Better Dialogue Between Officials -- Adding Some Honesty to Our Post Match Discussions


by Joel Reinford

             One of the things I enjoy about officiating is the people I meet and the friendships I build with them.  During my officiating career I have had opportunities to meet and work with a wide variety of officials  from the international level to the rookies.  At every level, the better officials are those working to improve and learn. 

             I am convinced that one crucial part of the learning process is open dialogue between officials.  That dialogue takes place at a variety of  places and times.  One of the most obvious times.  One of the most obvious times for conversation is with your partner immediately after matches.  However we want to make friends and we fear political pitfalls so it is often hard for us to be honest with each other.

             Here are a few scenarios:

             You have been looking forward to this match since you received the assignment.  Two good teams are playing each other on “rowdy fan night.”  You are the R1 and the R2 is a less experienced official but one who has been working hard to improve.  The match turns ugly with a lot of strange plays and you never get in the groove.  The coaches are restless, the fans hate you and you sense that your partner agrees with them although she is supporting your calls outwardly.  You both head toward the dressing rooms.

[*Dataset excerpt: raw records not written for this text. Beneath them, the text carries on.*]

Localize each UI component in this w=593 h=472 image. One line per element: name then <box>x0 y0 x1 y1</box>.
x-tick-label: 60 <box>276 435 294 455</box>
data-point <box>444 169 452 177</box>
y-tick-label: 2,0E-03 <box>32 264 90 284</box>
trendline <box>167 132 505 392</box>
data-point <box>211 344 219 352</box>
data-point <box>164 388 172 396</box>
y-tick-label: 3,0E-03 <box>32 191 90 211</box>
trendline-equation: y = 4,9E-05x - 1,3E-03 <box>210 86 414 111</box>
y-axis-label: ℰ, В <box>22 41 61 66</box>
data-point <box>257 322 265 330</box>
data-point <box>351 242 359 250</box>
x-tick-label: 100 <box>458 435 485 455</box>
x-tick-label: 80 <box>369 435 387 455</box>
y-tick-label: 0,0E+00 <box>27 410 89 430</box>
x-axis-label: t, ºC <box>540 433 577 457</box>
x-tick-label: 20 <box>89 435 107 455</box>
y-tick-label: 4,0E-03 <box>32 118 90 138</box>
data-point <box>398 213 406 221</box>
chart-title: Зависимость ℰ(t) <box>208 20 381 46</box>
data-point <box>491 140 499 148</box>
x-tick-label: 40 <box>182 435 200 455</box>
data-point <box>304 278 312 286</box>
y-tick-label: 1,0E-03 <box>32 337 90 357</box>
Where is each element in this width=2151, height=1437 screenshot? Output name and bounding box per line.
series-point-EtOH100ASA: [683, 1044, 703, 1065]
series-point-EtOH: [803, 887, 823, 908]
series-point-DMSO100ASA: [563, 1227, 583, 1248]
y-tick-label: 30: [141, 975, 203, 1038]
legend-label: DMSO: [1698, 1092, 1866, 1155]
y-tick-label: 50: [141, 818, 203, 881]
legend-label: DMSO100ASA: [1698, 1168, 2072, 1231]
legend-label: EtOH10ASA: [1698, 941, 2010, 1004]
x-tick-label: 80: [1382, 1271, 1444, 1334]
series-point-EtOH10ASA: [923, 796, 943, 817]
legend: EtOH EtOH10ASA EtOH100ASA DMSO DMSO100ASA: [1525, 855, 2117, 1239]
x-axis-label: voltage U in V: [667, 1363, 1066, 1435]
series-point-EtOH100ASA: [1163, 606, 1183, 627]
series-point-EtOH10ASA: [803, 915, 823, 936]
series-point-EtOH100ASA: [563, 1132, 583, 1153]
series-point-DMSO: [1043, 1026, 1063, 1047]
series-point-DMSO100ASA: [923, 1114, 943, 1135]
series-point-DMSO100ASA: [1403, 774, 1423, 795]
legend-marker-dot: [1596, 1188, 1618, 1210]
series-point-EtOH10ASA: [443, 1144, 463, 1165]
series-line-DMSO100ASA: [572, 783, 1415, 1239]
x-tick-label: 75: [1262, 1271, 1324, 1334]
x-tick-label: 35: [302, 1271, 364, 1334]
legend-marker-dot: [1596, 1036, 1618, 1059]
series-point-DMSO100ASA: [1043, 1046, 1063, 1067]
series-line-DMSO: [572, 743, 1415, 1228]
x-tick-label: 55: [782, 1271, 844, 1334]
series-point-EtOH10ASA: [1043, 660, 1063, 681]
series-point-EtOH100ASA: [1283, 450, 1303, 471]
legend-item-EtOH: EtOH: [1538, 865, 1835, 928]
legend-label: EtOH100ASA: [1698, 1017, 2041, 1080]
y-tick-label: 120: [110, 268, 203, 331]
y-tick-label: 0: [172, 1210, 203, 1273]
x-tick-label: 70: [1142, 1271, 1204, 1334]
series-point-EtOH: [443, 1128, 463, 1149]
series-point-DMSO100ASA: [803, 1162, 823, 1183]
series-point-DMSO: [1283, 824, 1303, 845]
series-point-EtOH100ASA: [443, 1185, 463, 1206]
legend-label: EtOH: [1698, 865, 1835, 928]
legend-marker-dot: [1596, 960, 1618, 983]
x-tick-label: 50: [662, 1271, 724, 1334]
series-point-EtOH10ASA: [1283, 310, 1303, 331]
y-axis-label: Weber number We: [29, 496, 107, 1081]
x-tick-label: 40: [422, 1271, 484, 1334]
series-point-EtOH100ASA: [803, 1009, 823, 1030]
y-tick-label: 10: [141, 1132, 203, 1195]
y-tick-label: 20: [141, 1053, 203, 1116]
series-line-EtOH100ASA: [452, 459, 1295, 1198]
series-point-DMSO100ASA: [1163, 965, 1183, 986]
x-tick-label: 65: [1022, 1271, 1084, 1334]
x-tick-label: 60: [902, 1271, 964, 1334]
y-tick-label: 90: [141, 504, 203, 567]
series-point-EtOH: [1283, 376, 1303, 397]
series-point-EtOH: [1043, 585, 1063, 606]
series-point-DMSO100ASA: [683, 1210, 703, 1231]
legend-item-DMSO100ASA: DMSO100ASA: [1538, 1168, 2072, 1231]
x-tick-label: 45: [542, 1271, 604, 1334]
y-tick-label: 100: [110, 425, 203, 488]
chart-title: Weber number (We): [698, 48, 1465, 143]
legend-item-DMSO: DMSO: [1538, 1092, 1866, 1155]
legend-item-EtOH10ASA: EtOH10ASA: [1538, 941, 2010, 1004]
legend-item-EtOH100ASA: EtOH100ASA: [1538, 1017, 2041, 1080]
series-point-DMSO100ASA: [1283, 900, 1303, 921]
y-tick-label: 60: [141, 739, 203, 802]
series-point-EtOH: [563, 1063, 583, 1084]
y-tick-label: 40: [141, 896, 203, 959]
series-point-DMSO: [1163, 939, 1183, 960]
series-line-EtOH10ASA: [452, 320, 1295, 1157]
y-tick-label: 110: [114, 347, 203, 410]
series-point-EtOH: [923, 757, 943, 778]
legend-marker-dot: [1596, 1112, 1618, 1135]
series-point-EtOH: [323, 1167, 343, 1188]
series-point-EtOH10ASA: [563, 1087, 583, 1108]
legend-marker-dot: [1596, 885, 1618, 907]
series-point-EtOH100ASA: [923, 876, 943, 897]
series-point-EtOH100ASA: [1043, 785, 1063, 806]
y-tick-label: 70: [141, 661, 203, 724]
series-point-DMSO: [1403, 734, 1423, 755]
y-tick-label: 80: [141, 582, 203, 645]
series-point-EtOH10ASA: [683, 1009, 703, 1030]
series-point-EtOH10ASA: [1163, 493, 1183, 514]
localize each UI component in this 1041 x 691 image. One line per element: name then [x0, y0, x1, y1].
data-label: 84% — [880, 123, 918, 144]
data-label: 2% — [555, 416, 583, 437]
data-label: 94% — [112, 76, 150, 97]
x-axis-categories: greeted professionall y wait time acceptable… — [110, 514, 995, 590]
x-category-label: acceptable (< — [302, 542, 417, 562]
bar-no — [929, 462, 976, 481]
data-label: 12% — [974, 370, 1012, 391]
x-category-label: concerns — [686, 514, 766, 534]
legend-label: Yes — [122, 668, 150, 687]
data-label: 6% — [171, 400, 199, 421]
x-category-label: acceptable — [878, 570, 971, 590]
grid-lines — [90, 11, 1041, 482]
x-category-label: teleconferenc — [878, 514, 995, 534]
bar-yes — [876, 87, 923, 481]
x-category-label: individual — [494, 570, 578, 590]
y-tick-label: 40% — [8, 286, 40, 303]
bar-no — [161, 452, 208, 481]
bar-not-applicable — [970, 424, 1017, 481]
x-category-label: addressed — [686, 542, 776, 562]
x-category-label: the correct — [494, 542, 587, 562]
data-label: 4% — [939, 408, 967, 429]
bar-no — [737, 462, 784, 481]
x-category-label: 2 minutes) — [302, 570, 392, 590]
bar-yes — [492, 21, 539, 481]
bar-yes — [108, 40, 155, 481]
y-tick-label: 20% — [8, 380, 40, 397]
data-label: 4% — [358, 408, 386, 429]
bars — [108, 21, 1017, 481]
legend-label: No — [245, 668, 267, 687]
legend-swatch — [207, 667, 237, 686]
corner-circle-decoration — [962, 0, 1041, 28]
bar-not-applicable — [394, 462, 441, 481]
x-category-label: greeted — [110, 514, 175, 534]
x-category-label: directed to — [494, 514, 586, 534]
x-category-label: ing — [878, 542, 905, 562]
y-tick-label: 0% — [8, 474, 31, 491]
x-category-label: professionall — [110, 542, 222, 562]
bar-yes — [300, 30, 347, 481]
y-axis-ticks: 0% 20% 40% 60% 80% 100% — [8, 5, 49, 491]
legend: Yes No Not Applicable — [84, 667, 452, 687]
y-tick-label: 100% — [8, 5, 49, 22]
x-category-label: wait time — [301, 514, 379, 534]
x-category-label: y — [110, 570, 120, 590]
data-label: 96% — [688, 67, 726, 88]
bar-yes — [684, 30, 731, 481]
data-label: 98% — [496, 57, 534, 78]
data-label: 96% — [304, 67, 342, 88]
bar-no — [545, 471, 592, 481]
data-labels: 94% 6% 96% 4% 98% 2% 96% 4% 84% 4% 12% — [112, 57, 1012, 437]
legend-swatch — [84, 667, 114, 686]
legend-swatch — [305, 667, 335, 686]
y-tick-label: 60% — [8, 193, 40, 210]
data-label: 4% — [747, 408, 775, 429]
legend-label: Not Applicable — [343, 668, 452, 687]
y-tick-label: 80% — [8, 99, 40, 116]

             Another night, another volleyball match.  This one is easy; the home team wins in three straight games.  As the R2, you thought your partner was sleep walking through the match.  A number of ball handling errors were ignored, signals were sloppy and communications between the two of you was nearly non-existent.  You know your partner very well but he is a national referee and higher on the totem pole than you are.  You both head towards the dressing rooms.

             Yet another night.   This time you are working with an R1 who is working with an R1 who is working his way up through the officiating ranks.  Tonight’s match will be a highlight for him.  The match is a tough one and you sense he is fighting for control of himself and the match at various times.  Several incorrect calls are made during the match but in the end, the teams decide the outcome by their play.  You both head toward the dressing rooms.

             In each of these examples, feedback between the officials is needed but the chances are good it will never happen.  In the first two examples, the R2 will be reluctant to speak directly to the R1 for fear of political and/or personal consequences.  In the last example the R2 will worry about being seen as arrogant or damaging the R1’s confidence if he points out the mistakes.  The R1 will not want to admit to walking on the edge or my merely want to enjoy surviving the match.  In all three cases, if the “right” team won, serious discussions and evaluation between officials becomes even less likely.

             I have been involved in all of the above scenarios.  In fact, I have been on both ends of them at different points in my career.  On the way up, sometimes I had the guts to be honest with a higher-ranked official, other times I kept quiet.  Now that I am a nationally rated official; I rarely get negative criticism from my partners, not necessarily because I didn’t deserve it.  I am not sure that I handle it as graciously as I did earlier in my career, either.  Ironically, many of us are better at listening to comments from coaches and players (and sorting out the validity of that feedback) than we are from fellow officials.  This shows up in rating sessions when officials have a hard time accepting criticism.

             This situation becomes lubricious when you compare it to playing volleyball.  If your doubles partner in a doubles game is setting great and serving horribly, you would compliment her on her sets and tell her to serve better.  It really would not matter if you won or lost and it would not matter if your partner was Karch or clueless.  You would certainly treat a beginner differently than a volleygod but you would talk about what both of you could improve for the next game.

             Likewise, we need to talk honestly with our officiating partners.  The best time for this might be in the dressing rooms after the match or it might be down the street over a cold beverage.  I would like you to join me in making a commitment to improve your dialogue with your partners by doing these things.

             1)  Sit down with your partner for a discussion after every match.  The length of the discussion will vary, but an evaluation should always take place.

             2)  Resolve to be honest and tactful with every partner no matter what his or her rating, experience level or political connections.  Compliment strong points and mention any problem areas you observed.

             3)  Resolve to listen to every partner no matter what his or her rating, experience level or political connections.  Accept compliments at face value and avoid reacting defensively to criticism.

             4)  Review each other’s mechanics, techniques and communication.  This includes signals, verbal and non-verbal communication and procedures.

             5)  Evaluate your judgment skills.  Were enough of your decisions correct in regards to ball handling and net fouls?

             6)  Discuss every unusual or controversial situation that happened during that match.  Could the situation have been handled more smoothly?

             7)  If you could do the match over again, what would you have done better?  What do you wish your partner had done better?  Share both of these things with your partner.